College Admissions Offices Are Deluged with Mail
It might help to know that colleges face a mountain of admissions mail every day — mail that requires very systematic and careful handling. As a result, there is typically a reasonable delay between the time your documents arrive at the admissions office and the time they are processed and placed into your file. You see, admissions offices are deluged with mail. Here is but a sampling of just how overwhelmed admissions officers are: “I wish I had a photo that I could send you of thousands of pieces of mail sitting in the mail bins waiting to be processed…We estimated that we received over 100,000 pieces of information for our freshman applicants alone last year (each application requires Part I & Part II, or the Common App. and our Supplement, the Secondary School Report, the high school transcript, test scores, and at least one letter of recommendation.)” Or “We never receive a complete application all in one envelope since we require that ACT/SAT scores be sent to us directly from the testing agency. There always are sorting and matching processes that must take place daily since we receive hundreds (sometimes thousands) of applications, transcripts, letters of recommendation, etc. each and every business day!”

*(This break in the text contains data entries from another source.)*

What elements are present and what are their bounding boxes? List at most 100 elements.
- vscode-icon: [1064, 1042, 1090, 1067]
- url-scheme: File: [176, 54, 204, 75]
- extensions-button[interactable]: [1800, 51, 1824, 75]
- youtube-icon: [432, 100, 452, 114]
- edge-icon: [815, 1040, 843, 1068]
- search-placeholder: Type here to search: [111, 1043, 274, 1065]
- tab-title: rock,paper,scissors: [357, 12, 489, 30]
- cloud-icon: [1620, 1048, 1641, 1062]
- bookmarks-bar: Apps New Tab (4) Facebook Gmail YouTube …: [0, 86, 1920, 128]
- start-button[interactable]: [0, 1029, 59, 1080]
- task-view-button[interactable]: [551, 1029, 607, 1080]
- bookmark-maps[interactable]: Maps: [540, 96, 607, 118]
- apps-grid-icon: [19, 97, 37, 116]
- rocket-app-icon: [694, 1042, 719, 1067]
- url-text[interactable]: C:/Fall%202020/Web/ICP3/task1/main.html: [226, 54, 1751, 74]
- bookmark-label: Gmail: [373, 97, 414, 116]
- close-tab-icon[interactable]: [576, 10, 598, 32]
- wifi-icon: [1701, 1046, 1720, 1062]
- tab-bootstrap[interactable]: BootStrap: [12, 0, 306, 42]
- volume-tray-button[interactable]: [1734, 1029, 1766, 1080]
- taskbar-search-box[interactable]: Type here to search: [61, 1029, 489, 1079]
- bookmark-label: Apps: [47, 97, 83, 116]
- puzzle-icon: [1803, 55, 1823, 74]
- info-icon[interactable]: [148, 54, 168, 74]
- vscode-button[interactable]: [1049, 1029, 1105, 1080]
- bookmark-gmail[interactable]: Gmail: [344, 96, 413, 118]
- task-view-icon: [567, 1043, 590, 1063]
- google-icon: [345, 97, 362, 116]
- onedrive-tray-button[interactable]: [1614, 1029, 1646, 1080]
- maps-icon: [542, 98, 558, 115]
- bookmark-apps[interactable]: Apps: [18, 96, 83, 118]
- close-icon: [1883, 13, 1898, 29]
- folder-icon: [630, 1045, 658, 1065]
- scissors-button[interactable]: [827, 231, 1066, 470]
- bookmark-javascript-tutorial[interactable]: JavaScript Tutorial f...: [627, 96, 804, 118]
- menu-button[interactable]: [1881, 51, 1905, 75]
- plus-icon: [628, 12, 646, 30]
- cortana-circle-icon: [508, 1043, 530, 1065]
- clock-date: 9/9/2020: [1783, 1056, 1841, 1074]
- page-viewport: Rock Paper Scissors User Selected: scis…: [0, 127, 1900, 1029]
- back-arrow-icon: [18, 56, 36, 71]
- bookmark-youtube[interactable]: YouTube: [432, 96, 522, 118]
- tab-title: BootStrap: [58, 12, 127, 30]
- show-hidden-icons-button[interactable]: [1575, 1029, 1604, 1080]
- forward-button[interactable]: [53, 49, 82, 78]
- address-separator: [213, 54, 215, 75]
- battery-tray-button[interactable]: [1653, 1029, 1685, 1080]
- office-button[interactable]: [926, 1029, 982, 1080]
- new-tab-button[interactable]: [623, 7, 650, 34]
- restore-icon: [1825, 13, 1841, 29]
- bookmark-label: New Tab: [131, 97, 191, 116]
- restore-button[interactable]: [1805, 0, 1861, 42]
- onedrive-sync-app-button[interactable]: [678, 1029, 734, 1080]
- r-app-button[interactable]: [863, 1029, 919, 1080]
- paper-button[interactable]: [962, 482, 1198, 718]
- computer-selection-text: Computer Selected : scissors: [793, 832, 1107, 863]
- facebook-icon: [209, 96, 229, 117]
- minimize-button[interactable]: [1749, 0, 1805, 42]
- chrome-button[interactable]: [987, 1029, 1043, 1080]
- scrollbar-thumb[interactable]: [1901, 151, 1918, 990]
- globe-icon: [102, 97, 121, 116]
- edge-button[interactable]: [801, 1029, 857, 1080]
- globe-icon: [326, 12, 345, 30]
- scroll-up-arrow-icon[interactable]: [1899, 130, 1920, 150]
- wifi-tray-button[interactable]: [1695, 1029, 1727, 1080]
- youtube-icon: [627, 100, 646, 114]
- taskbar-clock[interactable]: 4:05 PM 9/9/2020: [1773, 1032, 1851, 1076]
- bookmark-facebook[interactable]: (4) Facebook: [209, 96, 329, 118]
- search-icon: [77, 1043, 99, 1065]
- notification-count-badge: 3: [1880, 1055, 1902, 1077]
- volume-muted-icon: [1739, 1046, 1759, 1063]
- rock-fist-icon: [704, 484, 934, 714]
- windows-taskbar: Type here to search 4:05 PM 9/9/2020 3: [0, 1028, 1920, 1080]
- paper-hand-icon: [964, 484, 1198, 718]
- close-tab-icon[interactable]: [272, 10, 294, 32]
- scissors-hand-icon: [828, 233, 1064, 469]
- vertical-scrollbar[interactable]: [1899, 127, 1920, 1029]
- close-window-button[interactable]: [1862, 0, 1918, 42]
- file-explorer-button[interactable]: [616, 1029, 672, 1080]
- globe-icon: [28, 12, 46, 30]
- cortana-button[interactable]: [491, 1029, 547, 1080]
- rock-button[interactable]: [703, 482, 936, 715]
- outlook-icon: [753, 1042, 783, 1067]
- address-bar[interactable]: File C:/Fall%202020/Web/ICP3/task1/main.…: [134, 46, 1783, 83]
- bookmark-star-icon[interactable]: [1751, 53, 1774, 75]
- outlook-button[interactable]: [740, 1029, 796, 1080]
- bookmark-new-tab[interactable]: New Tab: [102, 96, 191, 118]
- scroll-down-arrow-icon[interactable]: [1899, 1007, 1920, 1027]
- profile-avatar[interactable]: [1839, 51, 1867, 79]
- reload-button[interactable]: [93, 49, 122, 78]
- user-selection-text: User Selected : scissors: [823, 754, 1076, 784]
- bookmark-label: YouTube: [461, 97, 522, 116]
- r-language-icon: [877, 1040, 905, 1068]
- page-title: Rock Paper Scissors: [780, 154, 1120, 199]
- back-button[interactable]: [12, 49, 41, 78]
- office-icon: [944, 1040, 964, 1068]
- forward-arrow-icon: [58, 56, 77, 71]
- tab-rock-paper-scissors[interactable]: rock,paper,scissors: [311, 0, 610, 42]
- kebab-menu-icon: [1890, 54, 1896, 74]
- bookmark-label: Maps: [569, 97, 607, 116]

Don’t Panic If You’re Notified Parts of Your Application Are Missing
So if you get a note from a college saying that a piece of your application is missing, there’s no need to panic! The material in question is usually in the admissions office, somewhere in those stacks of mail. Admissions offices, too, are under pressure to get all of the folders complete so that applications can be read and evaluated in a timely manner. And so, as a result, the letters regarding missing information go out automatically. If your transcript is missing, speak with your counselor. If a letter of recommendation is missing, speak with the teacher who promised to send a letter on your behalf. If your official standardized test scores are missing, check with The College Board or ACT. In the meantime, keep checking your online application status and, if necessary, call the college and ask the receptionist if they can look through your file.